Otherwise, I woke up the Sunday of CAKE with more hearing problems. Not as bad as following DINK, when I went wholly deaf in my right ear, but bad enough that it got me thinking. As you surely know, I went though about a decade of very serious illness, during which time I became somewhat of a recluse. My health was not good enough to travel, except in the most emergency type situations. Finally circa 2007 or so, I finally began to feel well enough to get out on the road again. At first it was difficult, but then in 2009 I turned into a road dawg. I hit every show, festival, signing and event I could reasonably or even not-so-reasonably attend. It felt great after 10 years of solitude to get out into the world, meet people again, visit new places, etc. But I'm now beginning to feel like the energy and health I'd saved up in those ten years has dissipated again. Like it's time for me to pull back once more.

I've canceled my table at SPX 2016, my one remaining long-distance show of the year. The Jenny Zervakis Strange Growths book, which we'd hoped to debut at SPX, will now debut at CAKE 2017. I'll still attend the remaining few very-local shows left (Madison Print and Resist and Milwaukee Zine Fest, both in the fall), but otherwise I'm staying put.

Clearing my slate like this is a huge relief.  Summer is here, and I'm looking forward to spending it outdoors, or drawing my own comics, or watching the Honeymooners, digging in the yard or painting the shed. Planting some real roots.

King-Cat #76 is at the printers, and #77 is partway drawn, with all the pages allotted for. I wanna have that out before the end of the year. I wanna dig down inside myself again. I promise to bring out whatever I find there.

LOVE YOU ALL,
John P.

Thursday, June 16, 2016

CAKE PATTER


So, last weekend was CAKE, the beloved and well-appreciated Chicago Alt-Comics festival. In a last minute push I managed to overcome my inertia and got a small print run of the new King-Cat printed for the show. (The main run, which goes out to stores and subscribers etc, will be coming soon.) 


If you read my previous post, you know that I've been approaching if not reaching Maximum Burnout­® as far as the convention circuit is concerned. But CAKE is my hometown show, and I think the best alt-comics show in the country right now. It's well attended, well-organized, and has an extremely high quality level. It feels like an old-tyme comics show, where the focus is back on creative individuality and risk taking, versus Adventure Time wannabee clones and trendhopping, intentional mediocrity. Almost every table at CAKE is primo, with some of the best and most interesting cartoonists of our time in attendance.

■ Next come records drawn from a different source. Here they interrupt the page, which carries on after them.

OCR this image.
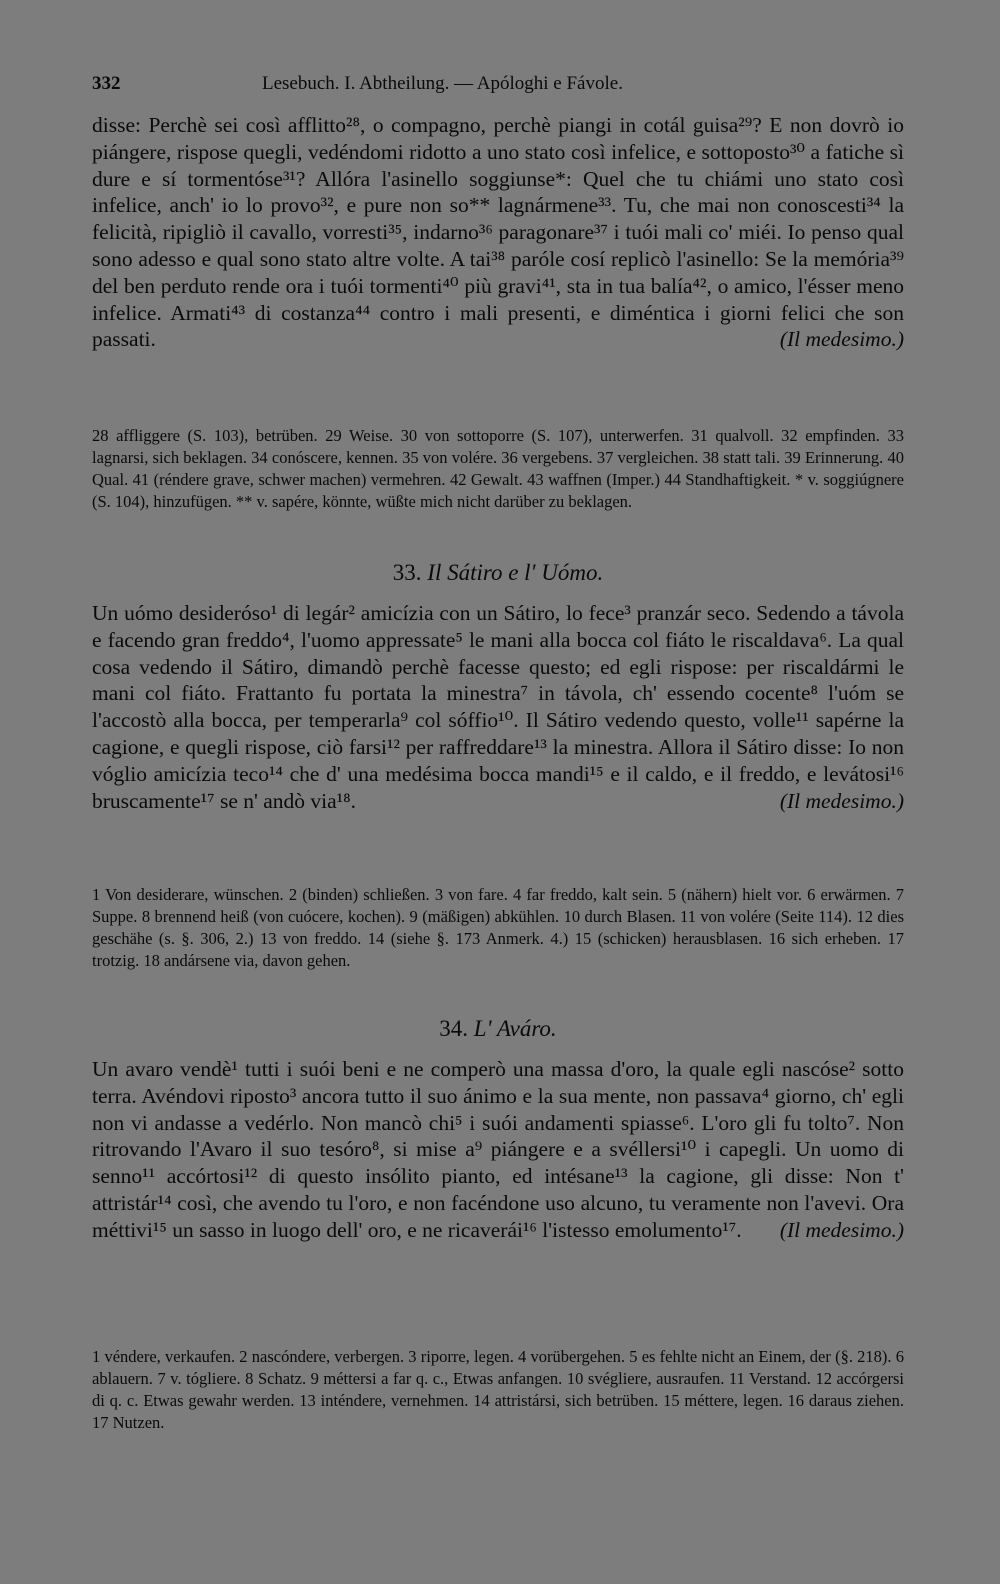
332	Lesebuch. I. Abtheilung. — Apóloghi e Fávole.

disse: Perchè sei così afflitto²⁸, o compagno, perchè piangi in cotál guisa²⁹? E non dovrò io piángere, rispose quegli, vedéndomi ridotto a uno stato così infelice, e sottoposto³⁰ a fatiche sì dure e sí tormentóse³¹? Allóra l'asinello soggiunse*: Quel che tu chiámi uno stato così infelice, anch' io lo provo³², e pure non so** lagnármene³³. Tu, che mai non conoscesti³⁴ la felicità, ripigliò il cavallo, vorresti³⁵, indarno³⁶ paragonare³⁷ i tuói mali co' miéi. Io penso qual sono adesso e qual sono stato altre volte. A tai³⁸ paróle cosí replicò l'asinello: Se la memória³⁹ del ben perduto rende ora i tuói tormenti⁴⁰ più gravi⁴¹, sta in tua balía⁴², o amico, l'ésser meno infelice. Armati⁴³ di costanza⁴⁴ contro i mali presenti, e diméntica i giorni felici che son passati.	(Il medesimo.)

28 affliggere (S. 103), betrüben. 29 Weise. 30 von sottoporre (S. 107), unterwerfen. 31 qualvoll. 32 empfinden. 33 lagnarsi, sich beklagen. 34 conóscere, kennen. 35 von volére. 36 vergebens. 37 vergleichen. 38 statt tali. 39 Erinnerung. 40 Qual. 41 (réndere grave, schwer machen) vermehren. 42 Gewalt. 43 waffnen (Imper.) 44 Standhaftigkeit. * v. soggiúgnere (S. 104), hinzufügen. ** v. sapére, könnte, wüßte mich nicht darüber zu beklagen.

33. Il Sátiro e l' Uómo.

Un uómo desideróso¹ di legár² amicízia con un Sátiro, lo fece³ pranzár seco. Sedendo a távola e facendo gran freddo⁴, l'uomo appressate⁵ le mani alla bocca col fiáto le riscaldava⁶. La qual cosa vedendo il Sátiro, dimandò perchè facesse questo; ed egli rispose: per riscaldármi le mani col fiáto. Frattanto fu portata la minestra⁷ in távola, ch' essendo cocente⁸ l'uóm se l'accostò alla bocca, per temperarla⁹ col sóffio¹⁰. Il Sátiro vedendo questo, volle¹¹ sapérne la cagione, e quegli rispose, ciò farsi¹² per raffreddare¹³ la minestra. Allora il Sátiro disse: Io non vóglio amicízia teco¹⁴ che d' una medésima bocca mandi¹⁵ e il caldo, e il freddo, e levátosi¹⁶ bruscamente¹⁷ se n' andò via¹⁸.	(Il medesimo.)

1 Von desiderare, wünschen. 2 (binden) schließen. 3 von fare. 4 far freddo, kalt sein. 5 (nähern) hielt vor. 6 erwärmen. 7 Suppe. 8 brennend heiß (von cuócere, kochen). 9 (mäßigen) abkühlen. 10 durch Blasen. 11 von volére (Seite 114). 12 dies geschähe (s. §. 306, 2.) 13 von freddo. 14 (siehe §. 173 Anmerk. 4.) 15 (schicken) herausblasen. 16 sich erheben. 17 trotzig. 18 andársene via, davon gehen.

34. L' Aváro.

Un avaro vendè¹ tutti i suói beni e ne comperò una massa d'oro, la quale egli nascóse² sotto terra. Avéndovi riposto³ ancora tutto il suo ánimo e la sua mente, non passava⁴ giorno, ch' egli non vi andasse a vedérlo. Non mancò chi⁵ i suói andamenti spiasse⁶. L'oro gli fu tolto⁷. Non ritrovando l'Avaro il suo tesóro⁸, si mise a⁹ piángere e a svéllersi¹⁰ i capegli. Un uomo di senno¹¹ accórtosi¹² di questo insólito pianto, ed intésane¹³ la cagione, gli disse: Non t' attristár¹⁴ così, che avendo tu l'oro, e non facéndone uso alcuno, tu veramente non l'avevi. Ora méttivi¹⁵ un sasso in luogo dell' oro, e ne ricaverái¹⁶ l'istesso emolumento¹⁷. (Il medesimo.)

1 véndere, verkaufen. 2 nascóndere, verbergen. 3 riporre, legen. 4 vorübergehen. 5 es fehlte nicht an Einem, der (§. 218). 6 ablauern. 7 v. tógliere. 8 Schatz. 9 méttersi a far q. c., Etwas anfangen. 10 svégliere, ausraufen. 11 Verstand. 12 accórgersi di q. c. Etwas gewahr werden. 13 inténdere, vernehmen. 14 attristársi, sich betrüben. 15 méttere, legen. 16 daraus ziehen. 17 Nutzen.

 The view from the Spit and a Half table, Saturday.

The Hon. Zak R. Sally, my next door neighbor and best bud.

 
British writer Dean Simons and Kilgore Books impresario, Dan Stafford.

 
Sgt. Huizenga of the Lake County Sheriff's Police.

 
Mardou interviews Zak for Comics Workbook.

 
My other neighbors were Keiler and Scott Roberts and their daughter Xia, who drew a picture of a groundhog and a beaver dancing for me. 

So anyhow, the show was great. And then. Somehow I made it through the entire day Sunday, from 11-6, at one of the biggest LGBTQ Centers in Chicago, without ever hearing about the shooting in Orlando. As I was loading out that evening, I noticed all the security in bullet proof vests everywhere, and I asked what was going on. It was then that I found out what had happened.

Walking out then onto Halsted Street, the historic heart of Chicago's LGBTQ community, I was stunned into speechlessness and heartbreak. The people moving down the street, rainbow flags draped over their shoulders, it all seemed like an eerie, terrible dream.

Let me just say out loud that I treasure my many gay, lesbian, bi, trans and otherwise queer friends. I can't imagine-- if I felt as stunned, scared, and furious as I did-- how you all must feel. For whatever it's worth, my love is here with you, along with the love of all your millions of supporters.